You are correct. It's not the device but rather the solution or experience. The question is whether millions of people really want that experience. It's a big and unverified question. I'm skeptical.
The question of whether millions of people want an immersive virtual experience is answered by millions of people already owning VR headsets. What millions of people don't want to do is spend $3500 on one (Microsoft HoloLens is this price) but millions are happy to buy <$500 VR headsets.
That's not the only question to be answered though. Will millions more? Are they using these things or did they just buy them, use them a few times, and then toss them in a drawer?
What I'm trying to get to here is whether there's a viable long-term market for Apple Vision to play in.
P.S. What's more is whether Apple's vision for Apple Vision—"Spatial Computing"—is the thing people want to do with such devices. Is that the problem people want to solve? Games? Sure. Entertainment? To some degree, yes. Computing like that? For some, sure. For millions? Doubtful.

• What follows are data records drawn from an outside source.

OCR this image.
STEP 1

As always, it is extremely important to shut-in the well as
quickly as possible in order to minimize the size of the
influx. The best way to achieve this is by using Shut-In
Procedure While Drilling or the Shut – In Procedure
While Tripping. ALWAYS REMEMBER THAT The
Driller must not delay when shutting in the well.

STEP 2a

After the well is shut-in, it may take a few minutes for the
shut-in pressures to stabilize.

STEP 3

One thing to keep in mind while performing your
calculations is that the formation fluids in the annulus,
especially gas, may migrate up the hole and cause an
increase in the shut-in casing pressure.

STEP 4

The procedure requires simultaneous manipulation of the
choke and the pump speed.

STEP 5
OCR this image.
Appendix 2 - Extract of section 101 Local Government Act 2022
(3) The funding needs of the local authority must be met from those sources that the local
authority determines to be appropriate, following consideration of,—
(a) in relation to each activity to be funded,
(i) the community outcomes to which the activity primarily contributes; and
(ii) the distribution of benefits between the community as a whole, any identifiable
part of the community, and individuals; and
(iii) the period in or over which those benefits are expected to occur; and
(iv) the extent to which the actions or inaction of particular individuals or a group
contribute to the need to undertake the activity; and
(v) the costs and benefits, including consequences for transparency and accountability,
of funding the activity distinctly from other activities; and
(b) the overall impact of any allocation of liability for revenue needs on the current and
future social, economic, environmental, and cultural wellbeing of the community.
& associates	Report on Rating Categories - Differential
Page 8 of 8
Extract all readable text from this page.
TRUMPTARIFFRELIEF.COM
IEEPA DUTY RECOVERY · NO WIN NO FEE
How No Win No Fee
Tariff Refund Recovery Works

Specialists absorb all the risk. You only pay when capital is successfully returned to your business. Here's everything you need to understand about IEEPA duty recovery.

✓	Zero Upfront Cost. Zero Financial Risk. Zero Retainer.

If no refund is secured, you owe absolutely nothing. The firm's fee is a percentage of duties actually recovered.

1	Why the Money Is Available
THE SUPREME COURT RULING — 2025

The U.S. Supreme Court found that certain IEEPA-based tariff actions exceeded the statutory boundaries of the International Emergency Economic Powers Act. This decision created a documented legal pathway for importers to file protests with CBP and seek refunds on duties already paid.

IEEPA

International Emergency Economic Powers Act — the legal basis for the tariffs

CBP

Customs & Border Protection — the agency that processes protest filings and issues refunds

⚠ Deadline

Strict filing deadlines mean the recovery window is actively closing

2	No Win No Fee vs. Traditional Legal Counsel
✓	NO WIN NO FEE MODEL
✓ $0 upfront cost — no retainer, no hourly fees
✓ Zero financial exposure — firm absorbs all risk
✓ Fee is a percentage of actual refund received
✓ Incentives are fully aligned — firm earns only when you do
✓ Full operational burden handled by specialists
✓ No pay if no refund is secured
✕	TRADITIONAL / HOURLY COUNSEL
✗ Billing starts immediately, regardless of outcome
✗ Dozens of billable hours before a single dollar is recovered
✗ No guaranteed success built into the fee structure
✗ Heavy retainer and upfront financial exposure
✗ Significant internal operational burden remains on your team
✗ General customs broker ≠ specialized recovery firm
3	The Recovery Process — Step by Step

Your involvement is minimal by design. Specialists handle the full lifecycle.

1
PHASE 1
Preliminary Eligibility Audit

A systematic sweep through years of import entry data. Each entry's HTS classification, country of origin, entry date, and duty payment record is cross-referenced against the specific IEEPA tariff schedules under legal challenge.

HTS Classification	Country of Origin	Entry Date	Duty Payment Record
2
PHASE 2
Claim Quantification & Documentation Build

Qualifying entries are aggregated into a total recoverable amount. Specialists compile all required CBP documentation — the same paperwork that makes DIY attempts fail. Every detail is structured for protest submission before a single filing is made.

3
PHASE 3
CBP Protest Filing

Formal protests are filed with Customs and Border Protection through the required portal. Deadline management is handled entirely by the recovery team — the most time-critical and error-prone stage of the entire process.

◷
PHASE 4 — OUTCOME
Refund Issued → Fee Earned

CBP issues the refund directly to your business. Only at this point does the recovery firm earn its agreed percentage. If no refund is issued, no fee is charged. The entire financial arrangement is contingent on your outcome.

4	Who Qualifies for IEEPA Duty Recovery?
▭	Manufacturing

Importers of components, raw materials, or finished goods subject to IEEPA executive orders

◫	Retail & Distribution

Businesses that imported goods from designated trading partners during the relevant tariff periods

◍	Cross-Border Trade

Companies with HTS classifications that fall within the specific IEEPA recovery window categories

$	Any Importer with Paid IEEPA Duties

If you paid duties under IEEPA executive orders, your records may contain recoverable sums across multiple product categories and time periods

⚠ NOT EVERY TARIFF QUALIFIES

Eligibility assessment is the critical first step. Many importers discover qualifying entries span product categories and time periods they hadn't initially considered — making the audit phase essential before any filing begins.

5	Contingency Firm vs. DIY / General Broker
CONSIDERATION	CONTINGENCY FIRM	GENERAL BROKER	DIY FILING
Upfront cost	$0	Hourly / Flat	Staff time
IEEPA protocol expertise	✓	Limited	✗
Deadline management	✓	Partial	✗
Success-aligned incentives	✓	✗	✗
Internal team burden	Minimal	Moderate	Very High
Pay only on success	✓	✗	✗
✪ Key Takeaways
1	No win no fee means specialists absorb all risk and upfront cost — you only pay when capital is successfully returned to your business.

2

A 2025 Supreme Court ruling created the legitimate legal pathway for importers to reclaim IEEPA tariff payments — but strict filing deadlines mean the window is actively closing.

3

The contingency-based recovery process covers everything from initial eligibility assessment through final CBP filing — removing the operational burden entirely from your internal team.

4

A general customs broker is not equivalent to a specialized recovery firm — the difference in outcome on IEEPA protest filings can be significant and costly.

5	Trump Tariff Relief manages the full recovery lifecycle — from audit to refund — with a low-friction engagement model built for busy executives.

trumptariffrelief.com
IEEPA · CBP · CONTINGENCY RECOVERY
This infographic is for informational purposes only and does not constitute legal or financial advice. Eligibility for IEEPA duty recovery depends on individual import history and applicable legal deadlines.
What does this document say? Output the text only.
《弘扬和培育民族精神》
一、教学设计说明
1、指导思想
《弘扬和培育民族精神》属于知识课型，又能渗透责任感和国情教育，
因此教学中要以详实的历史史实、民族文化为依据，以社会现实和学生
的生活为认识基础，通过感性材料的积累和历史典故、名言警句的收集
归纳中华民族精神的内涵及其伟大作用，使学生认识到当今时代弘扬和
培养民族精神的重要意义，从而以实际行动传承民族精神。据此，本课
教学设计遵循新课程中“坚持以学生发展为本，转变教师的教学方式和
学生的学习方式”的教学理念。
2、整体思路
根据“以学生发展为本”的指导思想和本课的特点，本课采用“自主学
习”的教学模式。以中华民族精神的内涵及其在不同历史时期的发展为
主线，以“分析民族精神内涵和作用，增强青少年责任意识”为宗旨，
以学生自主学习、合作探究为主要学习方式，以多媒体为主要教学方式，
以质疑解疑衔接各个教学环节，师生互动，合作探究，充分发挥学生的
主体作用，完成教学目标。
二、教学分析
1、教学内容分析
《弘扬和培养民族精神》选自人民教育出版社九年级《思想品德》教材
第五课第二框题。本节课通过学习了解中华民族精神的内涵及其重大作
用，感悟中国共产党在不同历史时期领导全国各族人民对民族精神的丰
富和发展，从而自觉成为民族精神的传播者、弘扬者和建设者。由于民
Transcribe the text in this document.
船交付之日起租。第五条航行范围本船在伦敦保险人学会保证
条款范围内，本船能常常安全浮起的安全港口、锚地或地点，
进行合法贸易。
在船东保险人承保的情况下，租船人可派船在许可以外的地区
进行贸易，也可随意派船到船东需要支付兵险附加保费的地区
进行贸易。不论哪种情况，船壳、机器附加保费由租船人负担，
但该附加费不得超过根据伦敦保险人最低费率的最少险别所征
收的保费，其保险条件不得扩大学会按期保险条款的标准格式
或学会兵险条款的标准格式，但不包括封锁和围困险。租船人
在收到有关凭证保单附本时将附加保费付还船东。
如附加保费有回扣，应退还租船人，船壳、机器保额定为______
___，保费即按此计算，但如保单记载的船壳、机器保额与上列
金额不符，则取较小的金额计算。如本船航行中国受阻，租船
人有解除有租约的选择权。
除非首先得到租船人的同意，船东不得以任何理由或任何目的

Most VR users aren't using the hardware much, there isn't much VR software available and they aren't designed for long-term use cases like movies and browsing. Apple Vision Pro is designed for long-term use cases.
The appeal of a personal cinema alone is enough for millions of sales (at a reasonable price ~$1000). Standard VR headsets aren't all that great for movies as the resolution isn't so high, they are bulky to wear and the UI is clunky.
There's some recent 3D technology that allows capturing volumetric photographic scenes (best performance on Chrome, native performance would be multiple times better due to browser overhead):
Moving the mouse around on the Swiss Lake scene (right/middle-click to pan), it's clear that experiencing this kind of volumetric photo will only be worthwhile using a VR headset and movies can play like this. It can capture people:
There are a bunch of videos showing people trying AR glasses for long periods of time, they are mostly sponsored videos but they give some insight into the use cases:
At 4:25, the glasses are being used like a phone. The resolution of current low cost VR/AR hardware isn't good enough for text or productivity and it still needs hardware input like keyboard and the software integration of low-end providers is poor. Apple's setup fixed these issues.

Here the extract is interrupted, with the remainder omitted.